The U.S. Treasury’s Office of Foreign Assets Control (OFAC), FinCEN, the Treasury’s AML unit, and the FBI, said in a joint statement that Mexican international cartels “have increasingly targeted U.S. owners of timeshare properties in Mexico”.
This came as the U.S. also announced that it had sanctioned several accountants linked to the schemes.
“Older adults, including retirees, are frequent victims in these schemes,” the organisations said.
“The [cartels] use proceeds from timeshare fraud to diversify their revenue streams and finance other criminal activities, including the manufacturing and trafficking of illicit fentanyl and other deadly synthetic drugs into the United States.”
Timeshares are homes in which multiple owners hold the right to use the property. Each owner of the same accommodation is typically allotted their period of time at the sites, which tend to be exotic holiday locations.
The notice comes following widespread reports of timeshare fraud involving the Jalisco New Generation Cartel, commonly known as CJNG. The group is reported to have at least two dozen call centres that contact U.S. owners of timeshares with a variety of scams.
Fraud from Mexico-based companies is estimated at hundreds of millions of dollars a year and the Treasury Department has sanctioned 40 Mexican companies associated with the Jalisco cartel and its scams.
The joint statement said that approximately 6,000 U.S. victims have reported losing a total of nearly $300 million between 2019 and 2023 to timeshare fraud schemes in Mexico.
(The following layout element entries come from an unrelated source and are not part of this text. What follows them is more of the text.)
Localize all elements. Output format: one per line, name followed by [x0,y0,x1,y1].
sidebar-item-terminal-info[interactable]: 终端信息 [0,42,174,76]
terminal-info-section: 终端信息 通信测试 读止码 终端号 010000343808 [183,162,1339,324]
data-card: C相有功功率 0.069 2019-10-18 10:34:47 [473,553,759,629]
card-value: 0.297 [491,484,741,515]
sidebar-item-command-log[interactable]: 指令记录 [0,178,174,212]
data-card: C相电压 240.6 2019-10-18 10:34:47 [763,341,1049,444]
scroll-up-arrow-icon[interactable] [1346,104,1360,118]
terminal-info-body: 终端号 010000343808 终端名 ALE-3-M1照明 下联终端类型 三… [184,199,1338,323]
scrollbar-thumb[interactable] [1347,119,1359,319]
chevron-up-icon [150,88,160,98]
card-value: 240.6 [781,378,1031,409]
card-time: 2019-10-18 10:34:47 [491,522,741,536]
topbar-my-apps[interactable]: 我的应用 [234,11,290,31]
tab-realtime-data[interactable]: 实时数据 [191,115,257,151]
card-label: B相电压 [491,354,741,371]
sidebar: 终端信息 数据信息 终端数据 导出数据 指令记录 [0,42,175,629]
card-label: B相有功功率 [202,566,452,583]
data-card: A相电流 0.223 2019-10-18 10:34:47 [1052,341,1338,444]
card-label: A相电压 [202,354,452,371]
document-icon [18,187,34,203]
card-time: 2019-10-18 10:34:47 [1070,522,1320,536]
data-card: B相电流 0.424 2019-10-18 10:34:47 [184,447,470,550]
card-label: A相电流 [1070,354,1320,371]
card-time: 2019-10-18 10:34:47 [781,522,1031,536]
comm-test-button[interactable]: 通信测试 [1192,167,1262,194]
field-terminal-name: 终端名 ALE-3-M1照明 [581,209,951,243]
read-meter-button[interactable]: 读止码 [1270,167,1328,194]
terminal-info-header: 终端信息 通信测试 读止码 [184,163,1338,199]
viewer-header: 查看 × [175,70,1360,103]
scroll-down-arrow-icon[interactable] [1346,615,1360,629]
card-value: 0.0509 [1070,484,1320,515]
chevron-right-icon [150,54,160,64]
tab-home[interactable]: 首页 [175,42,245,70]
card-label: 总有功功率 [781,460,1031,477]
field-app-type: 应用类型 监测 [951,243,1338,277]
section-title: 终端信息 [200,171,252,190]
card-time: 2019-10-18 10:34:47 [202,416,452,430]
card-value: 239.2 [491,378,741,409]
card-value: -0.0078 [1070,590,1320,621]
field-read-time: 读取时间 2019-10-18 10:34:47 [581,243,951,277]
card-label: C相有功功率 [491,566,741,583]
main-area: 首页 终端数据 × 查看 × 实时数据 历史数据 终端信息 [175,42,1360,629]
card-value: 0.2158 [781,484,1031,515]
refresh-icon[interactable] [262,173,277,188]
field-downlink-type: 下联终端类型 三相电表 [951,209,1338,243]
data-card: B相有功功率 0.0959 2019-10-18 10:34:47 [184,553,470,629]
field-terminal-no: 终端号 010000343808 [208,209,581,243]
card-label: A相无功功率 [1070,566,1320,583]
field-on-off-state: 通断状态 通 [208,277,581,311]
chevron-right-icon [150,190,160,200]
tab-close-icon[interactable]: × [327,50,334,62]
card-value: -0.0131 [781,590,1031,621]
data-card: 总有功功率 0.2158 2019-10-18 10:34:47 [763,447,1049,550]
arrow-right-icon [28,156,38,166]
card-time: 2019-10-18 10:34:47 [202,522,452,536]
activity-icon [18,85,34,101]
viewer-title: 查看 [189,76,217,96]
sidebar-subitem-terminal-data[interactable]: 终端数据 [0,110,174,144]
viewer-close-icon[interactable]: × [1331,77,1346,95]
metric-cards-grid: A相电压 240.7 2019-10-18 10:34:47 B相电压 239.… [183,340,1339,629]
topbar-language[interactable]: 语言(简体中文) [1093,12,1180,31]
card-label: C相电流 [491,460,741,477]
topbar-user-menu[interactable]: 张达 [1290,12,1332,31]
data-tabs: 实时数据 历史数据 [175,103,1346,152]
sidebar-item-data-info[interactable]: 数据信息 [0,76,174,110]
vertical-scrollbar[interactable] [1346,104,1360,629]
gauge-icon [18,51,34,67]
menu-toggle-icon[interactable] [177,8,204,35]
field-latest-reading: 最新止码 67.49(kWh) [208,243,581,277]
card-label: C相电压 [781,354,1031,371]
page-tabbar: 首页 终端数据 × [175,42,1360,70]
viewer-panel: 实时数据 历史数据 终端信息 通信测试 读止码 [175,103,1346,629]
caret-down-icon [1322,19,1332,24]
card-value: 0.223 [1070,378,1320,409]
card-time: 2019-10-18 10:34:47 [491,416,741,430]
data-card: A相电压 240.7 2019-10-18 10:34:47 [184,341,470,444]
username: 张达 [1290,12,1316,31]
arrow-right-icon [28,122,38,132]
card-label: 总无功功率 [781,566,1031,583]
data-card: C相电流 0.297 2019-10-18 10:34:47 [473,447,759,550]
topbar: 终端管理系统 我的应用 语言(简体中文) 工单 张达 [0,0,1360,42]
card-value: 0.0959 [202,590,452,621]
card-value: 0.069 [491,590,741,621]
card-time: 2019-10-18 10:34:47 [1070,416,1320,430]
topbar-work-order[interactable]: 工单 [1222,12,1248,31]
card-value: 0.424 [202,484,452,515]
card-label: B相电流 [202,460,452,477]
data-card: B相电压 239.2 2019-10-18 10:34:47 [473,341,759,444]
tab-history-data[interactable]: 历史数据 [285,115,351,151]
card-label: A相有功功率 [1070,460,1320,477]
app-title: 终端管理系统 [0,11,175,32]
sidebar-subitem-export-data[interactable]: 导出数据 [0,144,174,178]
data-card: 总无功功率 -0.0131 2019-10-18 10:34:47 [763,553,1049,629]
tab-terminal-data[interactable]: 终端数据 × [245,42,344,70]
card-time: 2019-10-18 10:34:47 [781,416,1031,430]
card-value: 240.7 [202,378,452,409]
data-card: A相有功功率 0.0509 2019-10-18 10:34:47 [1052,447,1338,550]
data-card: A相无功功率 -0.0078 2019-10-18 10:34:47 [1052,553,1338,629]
However, according to the FBI, this figure likely underestimates the total losses.
“An estimated 80 percent of victims choose not to report the scam due to embarrassment, lack of resources, or other reasons,” the notice said.
The joint statement was published concurrently with a statement from OFAC.
The organisation announced that it has issued sanctions action against three Mexican accountants and four Mexican companies “linked, directly or indirectly, to timeshare fraud led CJNG”.
Further details about the methodologies, financial typologies, and red flag indicators associated with timeshare fraud in Mexico are available here.
U.S. officials urged financial institutions to read this information to help them to identify and report suspicious activity to FinCEN and law enforcement.